List of equipment that will need AC connections (e.g. laptop, switch, monitor): Laptop with AC power plug IEC 60906-1 (​http://en.wikipedia.org/wiki/IEC_60906-1).

Total number of wired network connections (sum standard IP and VLAN connections): 1 (standard wired network)

Number of wired layer 2 VLANs (if any): 0 Specify VLAN number, if known, approximate bandwidth, and whether tagged or untagged.

Number of wireless network connections (include required bandwidth if significant): 1

Number of static addresses needed (if any): 0

Monitor (y/n, specify VGA or DVI): y, VGA. Specify resolution only if your software has resolution restrictions.

Number of posters (max size poster boards are 30" x 40"): 30" x 40".

Special requests: none. Include any specific network connectivity needs (e.g. VLANs to a particular GENI location, projects you'd like to be near, etc.)

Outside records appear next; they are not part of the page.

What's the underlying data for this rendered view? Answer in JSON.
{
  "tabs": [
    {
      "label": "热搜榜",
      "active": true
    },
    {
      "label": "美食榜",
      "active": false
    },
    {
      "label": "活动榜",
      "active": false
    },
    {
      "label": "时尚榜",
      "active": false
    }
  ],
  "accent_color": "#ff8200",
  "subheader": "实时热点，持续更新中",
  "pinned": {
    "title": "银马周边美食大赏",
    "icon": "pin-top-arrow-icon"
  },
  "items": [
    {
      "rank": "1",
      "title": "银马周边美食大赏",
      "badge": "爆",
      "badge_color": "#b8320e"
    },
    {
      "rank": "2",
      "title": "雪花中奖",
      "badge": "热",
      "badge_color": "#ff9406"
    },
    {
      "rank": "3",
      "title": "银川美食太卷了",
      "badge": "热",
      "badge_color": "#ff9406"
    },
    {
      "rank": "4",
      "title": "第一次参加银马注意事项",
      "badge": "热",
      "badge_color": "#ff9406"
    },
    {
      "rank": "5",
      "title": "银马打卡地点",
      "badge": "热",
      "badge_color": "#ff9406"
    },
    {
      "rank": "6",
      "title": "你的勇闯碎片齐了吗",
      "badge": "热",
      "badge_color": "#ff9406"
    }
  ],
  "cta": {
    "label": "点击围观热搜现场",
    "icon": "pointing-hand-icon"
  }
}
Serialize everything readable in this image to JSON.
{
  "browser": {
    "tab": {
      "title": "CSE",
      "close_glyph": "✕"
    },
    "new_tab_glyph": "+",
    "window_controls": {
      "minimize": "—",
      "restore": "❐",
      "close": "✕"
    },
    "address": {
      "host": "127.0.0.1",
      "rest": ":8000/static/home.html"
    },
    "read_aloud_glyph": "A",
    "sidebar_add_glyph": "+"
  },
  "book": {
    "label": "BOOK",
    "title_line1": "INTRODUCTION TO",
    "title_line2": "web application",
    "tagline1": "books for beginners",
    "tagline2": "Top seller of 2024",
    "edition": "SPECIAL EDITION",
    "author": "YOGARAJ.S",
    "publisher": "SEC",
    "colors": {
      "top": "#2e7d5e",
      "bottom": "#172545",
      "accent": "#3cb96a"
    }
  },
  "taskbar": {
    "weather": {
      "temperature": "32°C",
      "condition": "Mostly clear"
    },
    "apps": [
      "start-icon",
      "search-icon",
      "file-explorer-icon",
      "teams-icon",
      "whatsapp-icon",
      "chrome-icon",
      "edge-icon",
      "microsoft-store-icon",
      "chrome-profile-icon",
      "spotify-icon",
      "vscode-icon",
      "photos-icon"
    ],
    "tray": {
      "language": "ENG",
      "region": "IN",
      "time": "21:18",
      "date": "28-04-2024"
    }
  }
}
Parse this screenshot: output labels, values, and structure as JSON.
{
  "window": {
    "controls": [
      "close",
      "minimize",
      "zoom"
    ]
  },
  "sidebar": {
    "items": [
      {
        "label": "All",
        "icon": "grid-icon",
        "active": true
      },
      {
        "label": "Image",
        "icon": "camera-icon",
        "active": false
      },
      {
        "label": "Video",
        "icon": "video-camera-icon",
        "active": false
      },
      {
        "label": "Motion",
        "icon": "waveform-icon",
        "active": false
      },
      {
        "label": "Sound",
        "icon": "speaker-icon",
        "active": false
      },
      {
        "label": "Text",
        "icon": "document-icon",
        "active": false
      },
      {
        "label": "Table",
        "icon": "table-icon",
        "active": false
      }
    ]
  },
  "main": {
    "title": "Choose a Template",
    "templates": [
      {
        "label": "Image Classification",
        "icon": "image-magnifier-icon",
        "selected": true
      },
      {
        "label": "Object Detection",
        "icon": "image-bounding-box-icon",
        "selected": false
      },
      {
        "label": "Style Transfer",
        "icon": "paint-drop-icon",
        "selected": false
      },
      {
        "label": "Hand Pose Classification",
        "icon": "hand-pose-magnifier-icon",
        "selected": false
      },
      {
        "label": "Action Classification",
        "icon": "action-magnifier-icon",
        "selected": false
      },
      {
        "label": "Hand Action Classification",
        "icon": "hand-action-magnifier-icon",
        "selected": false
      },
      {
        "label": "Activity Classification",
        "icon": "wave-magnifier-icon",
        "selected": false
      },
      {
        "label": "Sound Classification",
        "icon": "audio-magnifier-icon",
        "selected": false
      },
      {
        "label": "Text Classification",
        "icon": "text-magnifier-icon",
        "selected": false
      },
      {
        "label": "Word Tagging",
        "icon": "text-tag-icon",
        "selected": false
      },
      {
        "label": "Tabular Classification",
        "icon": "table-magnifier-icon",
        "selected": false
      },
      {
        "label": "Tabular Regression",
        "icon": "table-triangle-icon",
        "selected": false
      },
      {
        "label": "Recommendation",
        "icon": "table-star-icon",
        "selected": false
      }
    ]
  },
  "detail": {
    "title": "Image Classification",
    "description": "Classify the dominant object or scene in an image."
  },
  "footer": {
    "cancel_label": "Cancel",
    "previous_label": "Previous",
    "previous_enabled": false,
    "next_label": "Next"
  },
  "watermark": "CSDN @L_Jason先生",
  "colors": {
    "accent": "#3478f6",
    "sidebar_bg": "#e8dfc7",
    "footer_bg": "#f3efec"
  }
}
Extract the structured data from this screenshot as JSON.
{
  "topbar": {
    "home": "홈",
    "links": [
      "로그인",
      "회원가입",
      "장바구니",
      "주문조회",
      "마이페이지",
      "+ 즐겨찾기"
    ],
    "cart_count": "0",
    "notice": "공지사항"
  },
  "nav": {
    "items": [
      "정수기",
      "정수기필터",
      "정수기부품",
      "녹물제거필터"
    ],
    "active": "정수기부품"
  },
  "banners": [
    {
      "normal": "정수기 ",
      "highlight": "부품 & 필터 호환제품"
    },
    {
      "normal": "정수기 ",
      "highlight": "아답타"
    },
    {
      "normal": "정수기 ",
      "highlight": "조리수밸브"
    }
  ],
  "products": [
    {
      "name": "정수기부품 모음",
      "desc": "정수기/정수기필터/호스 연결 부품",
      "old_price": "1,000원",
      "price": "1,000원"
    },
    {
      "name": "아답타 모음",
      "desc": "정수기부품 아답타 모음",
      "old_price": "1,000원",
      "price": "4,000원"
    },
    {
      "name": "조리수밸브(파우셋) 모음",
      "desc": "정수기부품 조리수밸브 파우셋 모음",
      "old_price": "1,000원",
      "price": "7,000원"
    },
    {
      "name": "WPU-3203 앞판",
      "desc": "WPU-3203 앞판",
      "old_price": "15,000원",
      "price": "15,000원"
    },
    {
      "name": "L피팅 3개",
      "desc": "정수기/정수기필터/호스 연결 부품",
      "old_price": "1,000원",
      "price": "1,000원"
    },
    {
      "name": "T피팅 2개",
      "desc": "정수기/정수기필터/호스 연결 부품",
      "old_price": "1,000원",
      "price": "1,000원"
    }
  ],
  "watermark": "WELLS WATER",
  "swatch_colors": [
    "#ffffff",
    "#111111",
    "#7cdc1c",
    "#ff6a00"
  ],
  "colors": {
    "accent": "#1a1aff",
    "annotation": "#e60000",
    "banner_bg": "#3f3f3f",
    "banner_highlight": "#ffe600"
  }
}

Demo Title: Experimentation of SDN-Supported Collaborative DDoS Attack Detection and Containment

One-sentence layman's description:

This demo shows a collaborative monitoring and correlation approach to mitigate the effects of the surge in network traffic of a flooding Denial of Service attack that can cause loss of service for legitimate sites.

Who should see this demo?

Attendees interested in Cybersecurity attack detection, and mitigation techniques.

Demo description paragraph(s): “Elevator speech” description that identifies (a) what you are demonstrating and (b) why it is important. This description may be used for advance publicity and to help attendees identify the demonstrations they wish to see.

Software-defined networking (SDN) and OpenFlow offer great support to dynamically adapt a network and to access data on different network layers as needed. Such advantages have been driving recent research efforts to develop new security applications and services. However, most studies on attack detection and containment have not really differentiated their solutions from the traditional ones, without fully taking advantage of the unique capabilities provided by SDN. Moreover, even if some of these studies provide interesting visions of what can be achieved, they stop short of presenting realistic application scenarios and experimental results. We present a novel attack detection and containment approach that is coordinated by distributed network monitors and controllers/correlators centralized on an SDN OpenFlow Virtual Switch (OVS). With different views and information availability, these elements collaboratively detect signature constituents of an attack that possess different characteristics of scale and detail. Therefore, this approach is able to not only quickly issue an alert against potential threats followed by careful verification for high accuracy, but also balance the workload on the OVS. We apply the proposed approach to TCP SYN flood attacks using Global Environment for Network Innovations (GENI). This realistic experimentation has provided us with insightful findings helpful to our goal toward a systematic methodology of SDN-supported attack detection and containment. First, we have demonstrated through experimentation the scalability of our collaborative scheme. Second, we have studied how the combination of alerts by the monitor and deep packet inspection by the correlator, can increase the speed and accuracy of attack identification. Our experiments, in the context of a small to medium corporate network, have demonstrated the effectiveness and scalability of the SDN-supported detection and containment approach..

List of equipment that will need AC connections (e.g. laptop, switch, monitor): Laptop and a monitor.

Total number of wired network connections (sum standard IP and VLAN connections):

One wired network connection.

Number of wired layer 2 VLANs (if any):

One VLAN for single network connection

Specify VLAN number, if known, approximate bandwidth, and whether tagged or untagged.

Any number (including VLAN 1)

Number of wireless network connections (include required bandwidth if significant):

N/A

Number of static addresses needed (if any):

N/A

Monitor (y/n, specify VGA or DVI):

VGA Monitor with minimal of resolution of 1440x900 or 1280x1024

Number of posters (max size poster boards are 30" x 40"):

One

Special requests: Include any specific network connectivity needs (e.g. VLANs to a particular GENI location, projects you'd like to be near, etc.)